III. Implementing the Policy of Relaxing the Prescribed Requirements
Since the establishment and implementation of the National Judicial Examination system, the MOJ in consultation with the SPC and the SPP, considering the imbalanced economic and social development and the practical construction of legal professional team in China, has issued a series of policies and measures such as relaxing signing up requirement for educational degree and lowering the pass score in order to supplementing judicial staff for the central and western regions and ethnic minority areas in China. These policy measures have yielded positive results. After several adjustments, and as of 2016, 1,409 counties have implemented the policy of relaxing signing up requirement for educational degree, accounting for nearly 50% of the all counties. 10 provinces (and autonomous regions) including Inner Mongolia, Guangxi, Sichuan, Guizhou, Yunnan, Tibet, Gansu, Qinghai, Ningxia and Xinjiang were implemented the relaxing policy in a comprehensive and all-round way.

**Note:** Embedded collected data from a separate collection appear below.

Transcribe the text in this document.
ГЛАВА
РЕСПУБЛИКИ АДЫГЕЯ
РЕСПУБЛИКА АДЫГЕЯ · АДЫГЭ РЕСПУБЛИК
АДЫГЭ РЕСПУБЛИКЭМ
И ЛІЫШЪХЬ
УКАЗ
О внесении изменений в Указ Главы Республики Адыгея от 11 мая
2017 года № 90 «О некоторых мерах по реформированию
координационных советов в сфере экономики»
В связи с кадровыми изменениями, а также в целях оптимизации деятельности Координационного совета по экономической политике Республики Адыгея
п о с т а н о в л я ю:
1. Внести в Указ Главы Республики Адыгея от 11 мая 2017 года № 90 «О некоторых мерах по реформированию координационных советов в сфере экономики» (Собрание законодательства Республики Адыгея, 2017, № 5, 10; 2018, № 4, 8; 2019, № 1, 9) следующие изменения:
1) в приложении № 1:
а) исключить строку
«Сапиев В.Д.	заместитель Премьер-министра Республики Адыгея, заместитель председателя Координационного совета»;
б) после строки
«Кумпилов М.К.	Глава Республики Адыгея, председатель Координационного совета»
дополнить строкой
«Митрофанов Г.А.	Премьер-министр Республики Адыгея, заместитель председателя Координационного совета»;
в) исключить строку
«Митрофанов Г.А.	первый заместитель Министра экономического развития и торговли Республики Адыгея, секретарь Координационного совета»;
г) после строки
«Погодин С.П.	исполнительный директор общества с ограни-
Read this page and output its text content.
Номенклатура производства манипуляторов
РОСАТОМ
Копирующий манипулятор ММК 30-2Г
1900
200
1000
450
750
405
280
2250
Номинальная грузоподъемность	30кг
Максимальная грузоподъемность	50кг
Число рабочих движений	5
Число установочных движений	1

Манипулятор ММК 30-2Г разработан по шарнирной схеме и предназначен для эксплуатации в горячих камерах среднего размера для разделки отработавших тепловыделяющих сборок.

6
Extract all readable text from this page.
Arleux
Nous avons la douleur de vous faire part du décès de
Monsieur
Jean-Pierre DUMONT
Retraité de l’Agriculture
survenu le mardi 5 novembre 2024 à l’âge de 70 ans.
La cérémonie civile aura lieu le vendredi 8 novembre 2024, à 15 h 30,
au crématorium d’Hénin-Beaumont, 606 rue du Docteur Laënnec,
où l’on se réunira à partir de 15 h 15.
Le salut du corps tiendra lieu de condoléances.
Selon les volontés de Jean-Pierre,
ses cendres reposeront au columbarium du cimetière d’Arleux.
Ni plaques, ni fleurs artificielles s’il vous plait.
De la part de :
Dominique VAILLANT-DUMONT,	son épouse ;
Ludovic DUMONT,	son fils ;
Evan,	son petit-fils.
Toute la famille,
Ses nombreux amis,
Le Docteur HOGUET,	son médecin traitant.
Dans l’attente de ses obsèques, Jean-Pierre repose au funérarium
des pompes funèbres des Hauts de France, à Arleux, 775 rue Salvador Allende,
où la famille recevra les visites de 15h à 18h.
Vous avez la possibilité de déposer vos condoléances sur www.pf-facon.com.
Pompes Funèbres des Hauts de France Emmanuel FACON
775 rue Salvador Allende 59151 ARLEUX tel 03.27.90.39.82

Besides, the policy of lowering the pass score is also implemented. While expanding the regions for relaxing signing up requirement of educational degree, the policy of admitting examinees in those regions has also been adjusted which allowed such persons to enjoy a lowering of the pass score. Examinees covered by this policy are allowed to use the languages of their own minority ethnic groups in the Examination. For the convenience of examinees from minority ethnic groups, the National Judicial Examination paper has been printed in several ethnic minority languages, including Mongolian, Tibetan, Uighur, Kazak, and Korean since 2003.Since 2006, the National Judicial Examination Outline has been translated into Uighur, Kazak, and Mongolian, and the pass score of examinees from minority ethnic groups has been determined separately. The aforementioned measures have provided a batch of bilingual law talents for minority ethnic regions, effectively alleviating the shortage of legal professionals in the central and western regions.